A growing number of workers are turning to platforms like Uber, TaskRabbit and Upwork to earn extra money – or even to make gig work a main source of income. Yet, while the gig economy is upending many aspects of the traditional employee-employer dynamic, the way gig workers are paid has scarcely kept pace with these developments.
In fact, the paycheck cycle long favored by employers can wreak havoc on the finances of gig workers, whose schedules and workloads are often anything but regular. This is especially the case for workers who lack savings and struggle to pay their bills, or those considered to live “paycheck-to-paycheck.”
Some gig platforms, including Uber and Lyft, have introduced the option of receiving immediate payment for jobs. However, there is another innovation in compensation that may prove even more compelling for gig workers. Pay advances enable workers to receive full or partial payments for jobs they have been assigned but not yet completed. PYMNTS research indicates that this payment option would help gig workers to gain financial control and stability in an economic arena in which these are often lacking.

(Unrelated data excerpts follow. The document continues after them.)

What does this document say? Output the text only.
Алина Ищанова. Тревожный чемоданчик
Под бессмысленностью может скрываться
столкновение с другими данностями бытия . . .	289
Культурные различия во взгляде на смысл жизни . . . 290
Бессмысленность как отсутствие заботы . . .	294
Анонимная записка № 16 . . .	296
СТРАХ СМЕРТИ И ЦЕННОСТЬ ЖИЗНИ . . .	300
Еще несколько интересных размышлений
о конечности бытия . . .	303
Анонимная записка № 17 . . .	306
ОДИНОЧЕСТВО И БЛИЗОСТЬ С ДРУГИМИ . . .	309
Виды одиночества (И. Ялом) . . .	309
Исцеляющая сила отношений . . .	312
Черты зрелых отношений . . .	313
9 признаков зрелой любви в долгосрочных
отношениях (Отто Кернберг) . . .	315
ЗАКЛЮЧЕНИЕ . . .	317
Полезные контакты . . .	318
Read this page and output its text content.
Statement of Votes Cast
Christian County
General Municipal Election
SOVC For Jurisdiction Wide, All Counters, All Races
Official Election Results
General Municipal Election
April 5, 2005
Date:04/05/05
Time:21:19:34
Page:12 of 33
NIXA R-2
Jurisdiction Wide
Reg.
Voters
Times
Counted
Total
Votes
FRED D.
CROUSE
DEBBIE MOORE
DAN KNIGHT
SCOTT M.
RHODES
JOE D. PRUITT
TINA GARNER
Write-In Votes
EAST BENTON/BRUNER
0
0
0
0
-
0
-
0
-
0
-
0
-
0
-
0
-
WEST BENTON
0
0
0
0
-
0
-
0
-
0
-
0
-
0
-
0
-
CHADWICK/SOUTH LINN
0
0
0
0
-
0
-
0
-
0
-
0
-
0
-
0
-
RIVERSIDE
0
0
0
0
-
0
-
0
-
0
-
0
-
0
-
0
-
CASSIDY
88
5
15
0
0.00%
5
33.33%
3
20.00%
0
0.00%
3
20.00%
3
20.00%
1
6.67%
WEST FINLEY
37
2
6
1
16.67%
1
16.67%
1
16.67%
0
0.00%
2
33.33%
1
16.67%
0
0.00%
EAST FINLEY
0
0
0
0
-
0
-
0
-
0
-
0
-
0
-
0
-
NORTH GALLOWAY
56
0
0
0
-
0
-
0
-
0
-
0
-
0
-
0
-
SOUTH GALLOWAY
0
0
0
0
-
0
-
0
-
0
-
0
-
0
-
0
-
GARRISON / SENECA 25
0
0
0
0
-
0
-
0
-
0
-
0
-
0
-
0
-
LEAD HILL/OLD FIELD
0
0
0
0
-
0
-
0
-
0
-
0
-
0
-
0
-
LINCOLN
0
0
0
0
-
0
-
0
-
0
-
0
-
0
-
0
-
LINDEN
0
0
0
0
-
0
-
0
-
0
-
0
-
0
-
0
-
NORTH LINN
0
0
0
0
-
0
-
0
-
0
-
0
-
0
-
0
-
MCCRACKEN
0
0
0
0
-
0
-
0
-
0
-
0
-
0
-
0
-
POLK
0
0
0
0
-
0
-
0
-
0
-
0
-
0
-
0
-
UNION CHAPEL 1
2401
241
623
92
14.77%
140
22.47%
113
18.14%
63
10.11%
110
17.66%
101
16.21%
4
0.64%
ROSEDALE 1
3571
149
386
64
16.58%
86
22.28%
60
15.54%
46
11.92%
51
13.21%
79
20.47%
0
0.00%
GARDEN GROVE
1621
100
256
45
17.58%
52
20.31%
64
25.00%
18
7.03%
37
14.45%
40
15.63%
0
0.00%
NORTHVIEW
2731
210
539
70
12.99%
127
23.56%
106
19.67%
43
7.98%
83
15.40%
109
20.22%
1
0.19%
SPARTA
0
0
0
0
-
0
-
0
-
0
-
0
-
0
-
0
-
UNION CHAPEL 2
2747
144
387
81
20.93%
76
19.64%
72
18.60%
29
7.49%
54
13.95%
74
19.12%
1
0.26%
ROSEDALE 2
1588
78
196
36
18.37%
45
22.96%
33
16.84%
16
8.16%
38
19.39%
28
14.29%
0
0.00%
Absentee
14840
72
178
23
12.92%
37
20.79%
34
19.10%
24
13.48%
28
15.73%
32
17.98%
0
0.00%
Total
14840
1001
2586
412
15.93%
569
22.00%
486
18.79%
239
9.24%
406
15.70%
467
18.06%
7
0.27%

PYMNTS’ ongoing research series Pay Advances: The Gig Economy’s New Normal, a collaboration with Mastercard, explores the potential for this novel approach to compensation. In the Pay Advances Playbook: Breaking The Paycheck-To-Paycheck Cycle, we analyze the survey results of more than 2,200 gig workers to reveal insights into how workers who tend to experience the greatest degree of financial strain view pay advances.

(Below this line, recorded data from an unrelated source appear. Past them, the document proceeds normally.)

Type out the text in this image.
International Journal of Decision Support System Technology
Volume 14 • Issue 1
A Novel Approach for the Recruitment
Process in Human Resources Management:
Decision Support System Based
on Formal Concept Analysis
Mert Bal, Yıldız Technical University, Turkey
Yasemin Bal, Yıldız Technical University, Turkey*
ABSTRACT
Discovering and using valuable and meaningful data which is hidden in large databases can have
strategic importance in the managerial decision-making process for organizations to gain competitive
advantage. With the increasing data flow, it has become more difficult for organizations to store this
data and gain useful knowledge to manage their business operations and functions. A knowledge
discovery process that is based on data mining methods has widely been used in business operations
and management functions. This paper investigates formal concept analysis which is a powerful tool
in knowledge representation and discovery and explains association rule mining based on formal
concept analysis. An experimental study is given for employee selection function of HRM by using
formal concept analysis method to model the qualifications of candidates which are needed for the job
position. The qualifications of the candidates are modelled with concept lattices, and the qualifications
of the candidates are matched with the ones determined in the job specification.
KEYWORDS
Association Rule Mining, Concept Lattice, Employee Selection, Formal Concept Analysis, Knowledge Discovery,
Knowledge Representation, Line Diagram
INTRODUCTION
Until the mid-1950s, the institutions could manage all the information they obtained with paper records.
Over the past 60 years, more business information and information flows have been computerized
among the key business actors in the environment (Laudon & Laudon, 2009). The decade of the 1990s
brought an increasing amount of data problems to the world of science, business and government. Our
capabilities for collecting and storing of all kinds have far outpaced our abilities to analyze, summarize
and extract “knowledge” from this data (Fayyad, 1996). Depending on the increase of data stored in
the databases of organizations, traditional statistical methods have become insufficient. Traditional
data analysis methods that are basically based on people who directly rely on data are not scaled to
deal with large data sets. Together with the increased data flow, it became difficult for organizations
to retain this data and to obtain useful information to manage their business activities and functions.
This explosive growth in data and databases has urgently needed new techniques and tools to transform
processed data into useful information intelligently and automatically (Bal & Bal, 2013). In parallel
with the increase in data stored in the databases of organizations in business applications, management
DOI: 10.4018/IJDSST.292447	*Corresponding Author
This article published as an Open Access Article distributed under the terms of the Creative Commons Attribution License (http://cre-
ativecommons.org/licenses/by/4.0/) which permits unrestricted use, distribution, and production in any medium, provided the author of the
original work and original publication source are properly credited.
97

Our research shows that for a large majority of respondents, working in the gig economy is indeed a paycheck-to-paycheck affair. More than 70 percent of gig workers live paycheck-to-paycheck, meaning they either lack savings, struggle to pay their bills or both. Among these workers, interest in pay advances is extraordinarily high — and these gig workers don’t just view pay advances as a means to cover immediate expenses and bills. They also view them as a means to smooth out the uneven cash flow that is often inherent in juggling ad hoc jobs.